Zu uns in die Beratung kommen ja die, die eine Bedrohung sehen und dagegen ansteuern wollen. Aber es stimmt, viele andere sehen diese Bedrohung nicht. Umso wichtiger ist es, diejenigen Mandatsträger zu unterstützen und handlungsfähig zu machen, die offen sind und die mit den antidemokratischen Themen in der Kommunalpolitik umgehen müssen. Und von denen gibt es immer noch sehr viele, auch im ländlichen Raum. Denen hilft die aktuelle Debatte gar nicht.
Warum?
Weil es mehr Rückhalt braucht, gegenüber der AfD klar und deutlich zu bleiben. Und weil wir lieber über die Stärkung von demokratischen Gemeinderäten und kommunalpolitischen Handlungsräumen sprechen sollten, über Mitsprache- und Mitwirkungsmöglichkeiten der Einwohner*innen, als uns an der AfD abzuarbeiten. Die große Frage ist doch: In welcher Gesellschaft wollen wir leben?
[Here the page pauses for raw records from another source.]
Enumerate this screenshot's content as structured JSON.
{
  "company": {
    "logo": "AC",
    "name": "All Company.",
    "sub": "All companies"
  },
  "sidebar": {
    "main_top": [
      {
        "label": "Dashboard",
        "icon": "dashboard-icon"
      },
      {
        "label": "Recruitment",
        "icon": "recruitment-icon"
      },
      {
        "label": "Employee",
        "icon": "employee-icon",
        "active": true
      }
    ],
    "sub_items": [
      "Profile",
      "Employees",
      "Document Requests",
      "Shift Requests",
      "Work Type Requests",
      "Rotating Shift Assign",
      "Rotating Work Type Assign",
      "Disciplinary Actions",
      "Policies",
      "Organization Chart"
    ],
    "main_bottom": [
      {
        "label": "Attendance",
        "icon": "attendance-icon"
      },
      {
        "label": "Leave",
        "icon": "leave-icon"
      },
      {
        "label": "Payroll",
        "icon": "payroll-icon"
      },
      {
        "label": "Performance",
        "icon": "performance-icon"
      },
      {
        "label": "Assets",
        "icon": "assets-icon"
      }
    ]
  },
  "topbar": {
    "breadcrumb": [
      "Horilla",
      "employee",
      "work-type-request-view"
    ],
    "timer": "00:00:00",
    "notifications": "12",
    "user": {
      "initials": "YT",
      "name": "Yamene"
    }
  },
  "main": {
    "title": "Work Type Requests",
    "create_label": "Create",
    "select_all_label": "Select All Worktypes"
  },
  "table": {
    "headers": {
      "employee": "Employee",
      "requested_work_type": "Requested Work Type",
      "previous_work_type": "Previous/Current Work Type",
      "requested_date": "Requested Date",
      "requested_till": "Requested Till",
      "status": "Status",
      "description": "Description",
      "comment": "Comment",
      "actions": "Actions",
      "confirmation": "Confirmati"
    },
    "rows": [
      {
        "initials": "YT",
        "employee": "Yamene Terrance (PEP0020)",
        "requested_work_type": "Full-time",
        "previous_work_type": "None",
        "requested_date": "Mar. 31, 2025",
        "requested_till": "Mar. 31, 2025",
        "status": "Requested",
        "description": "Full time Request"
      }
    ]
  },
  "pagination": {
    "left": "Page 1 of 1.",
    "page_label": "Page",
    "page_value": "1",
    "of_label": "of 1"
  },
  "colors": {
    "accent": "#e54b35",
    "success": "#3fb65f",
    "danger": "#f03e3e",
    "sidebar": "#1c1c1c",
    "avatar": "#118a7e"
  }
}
Mit einer Politik, die inklusiv ist und auf alle Menschen im Gemeinwesen ausgerichtet? Oder mit einer Klientelpolitik für dominante Gruppen?
Die AfD-Anhänger*innen wollen offenbar genau diese Klientelpolitik.
Ich glaube, dass viele andere das aber nicht wollen, diese übergeordnete Frage auch erkennen und sich letztlich daran stoßen, wenn die AfD etwa vor Ort ein seit Jahren bestehendes soziokulturelles Zentrum schließen will. Und es geht doch auch um handwerklich gute Kommunalpolitik. Diese Selbstbeschreibung als Kümmerer vor Ort, das löst die AfD ja überhaupt nicht ein. Ich wüsste nicht, wo sich die Partei in den letzten Jahren als besonders innovativ und für die Belange der Menschen vor Ort erwiesen hätte. Auch das bemerken die Leute.